Founder at OCR Craft
Over 15 Years of Experience in the Translation Industry

Normally, a Translation Memory (TM) is created when translators start working on a client’s project document. Alternatively, a TM can be compiled from previous translation projects and reused old files using a CAT alignment tool.

Creating a TM is a simple task if the source and target file share the same editable format. However, if your source file is a PDF document, you may have some difficulties:

1. Due to poor PDF converter results, the content of a project document may be recreated with errors, which will cause bad segmentation (see the example below). Too many broken or misaligned segments may eventually jeopardize the accuracy of the TM. 
This may also pose a risk of contamination of the Translation Memory. Unfortunately, a misaligned or broken segment can be fixed only manually, which may require some time.
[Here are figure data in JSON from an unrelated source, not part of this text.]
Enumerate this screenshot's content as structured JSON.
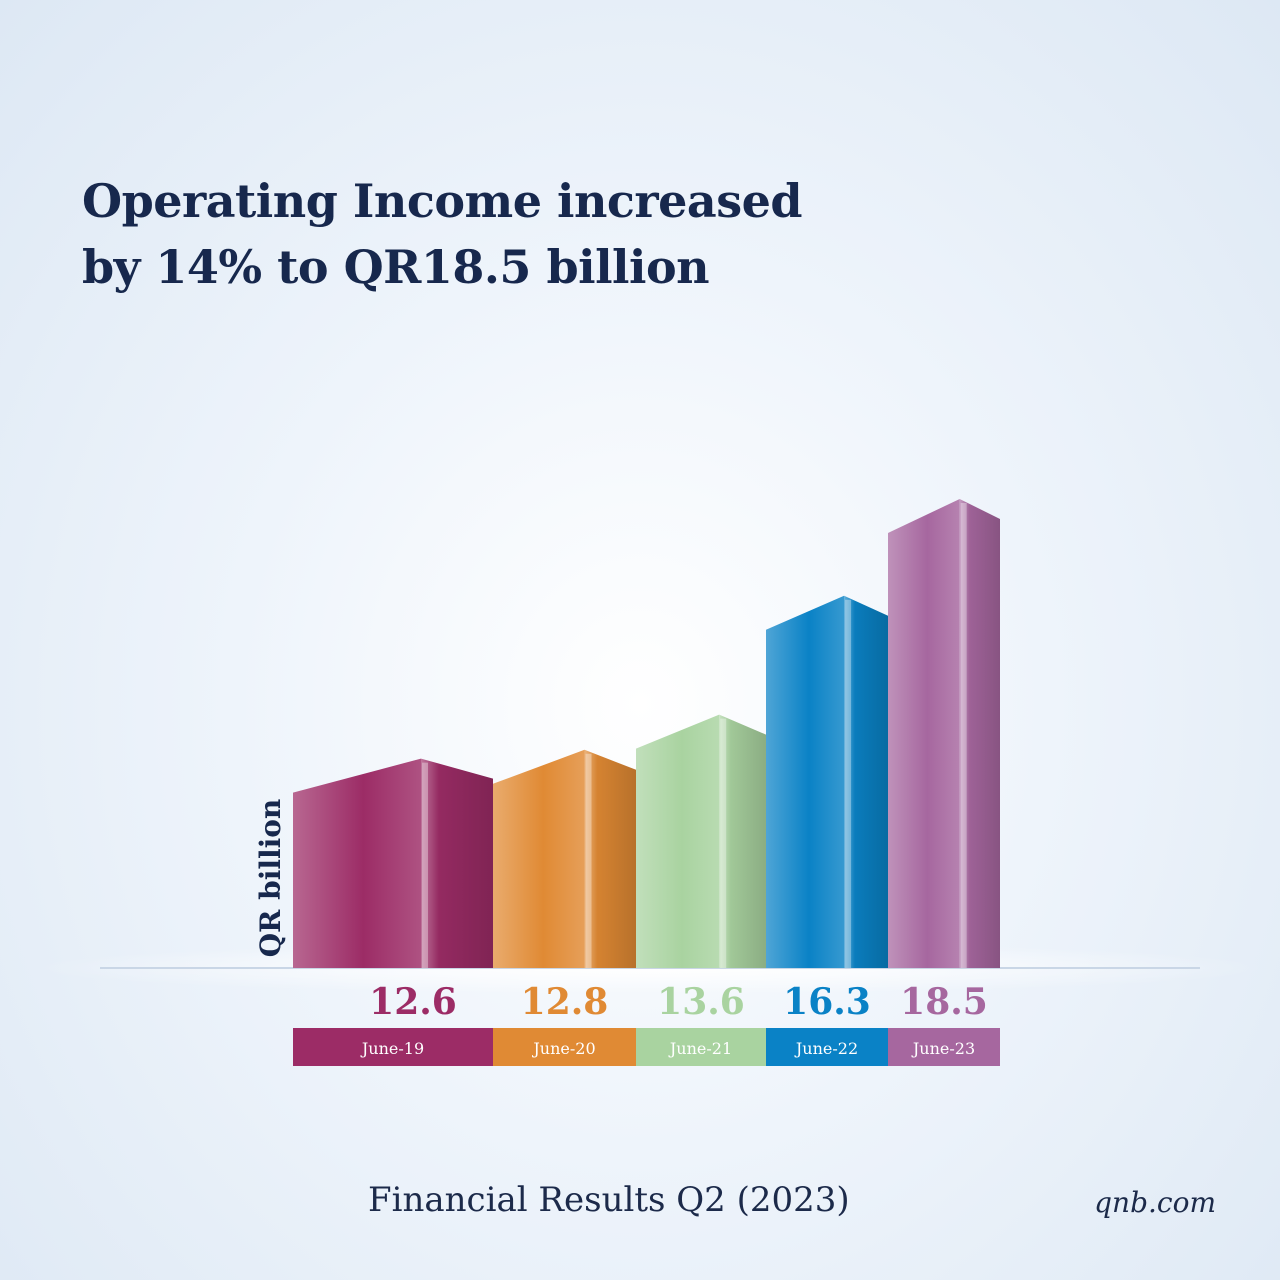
{
  "headline": {
    "line1": "Operating Income increased",
    "line2": "by 14% to QR18.5 billion"
  },
  "chart_data": {
    "type": "bar",
    "title": "Operating Income increased by 14% to QR18.5 billion",
    "ylabel": "QR billion",
    "categories": [
      "June-19",
      "June-20",
      "June-21",
      "June-22",
      "June-23"
    ],
    "values": [
      12.6,
      12.8,
      13.6,
      16.3,
      18.5
    ],
    "colors": [
      "#9c2c66",
      "#e08a34",
      "#a9d3a0",
      "#0a82c6",
      "#a6679f"
    ],
    "ylim": [
      10,
      20
    ],
    "grid": false,
    "legend": "none"
  },
  "footer": {
    "title": "Financial Results Q2 (2023)",
    "site": "qnb.com"
  }
}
    2. Deficient conversion can also result in some of the PDF content getting lost, as illustrated by the screenshot below.

    3. To recreate the exact layout of the source PDF, an automatic PDF converter often utilizes an excessive number of section breaks to control the flow of the text. A section break, like a hard return, is also one of the markers, or delimiters, used by CATs to know where to divide the text into sentence-segments. Any text with an excessive number of breaks is then poorly and illogically fragmented. 

    Not only is it a pain to translate, it is also very detrimental for the TM: When the misaligned segments are “fed” back into the CAT, the TM is contaminated with unusable sentence fragments and unnecessary tags. This can lead to all sorts of issues, including excessive spaces, empty paragraphs, line breaks, etc., as the example below illustrates. 

    The only solution here is to optimize the post-OCR source documentation—to improve formatting and boost your TM leverage. If properly prepared, the post-OCR file will be better formatted, with any excessive tags removed and no mid-sentence breaks left, which will eventually increase TM match stats. All this, in the end, will improve the quality of the TM and the results of its use in the future. In the long term, a more responsible approach to formatting will help increase the value of your translation memories.

    Please remember that carefully and systematically managed TMs can help both your clients and vendors gain confidence and have peace of mind trusting your translation resources and your consistency in using best DTP and formatting practices. It is a win-win for everybody.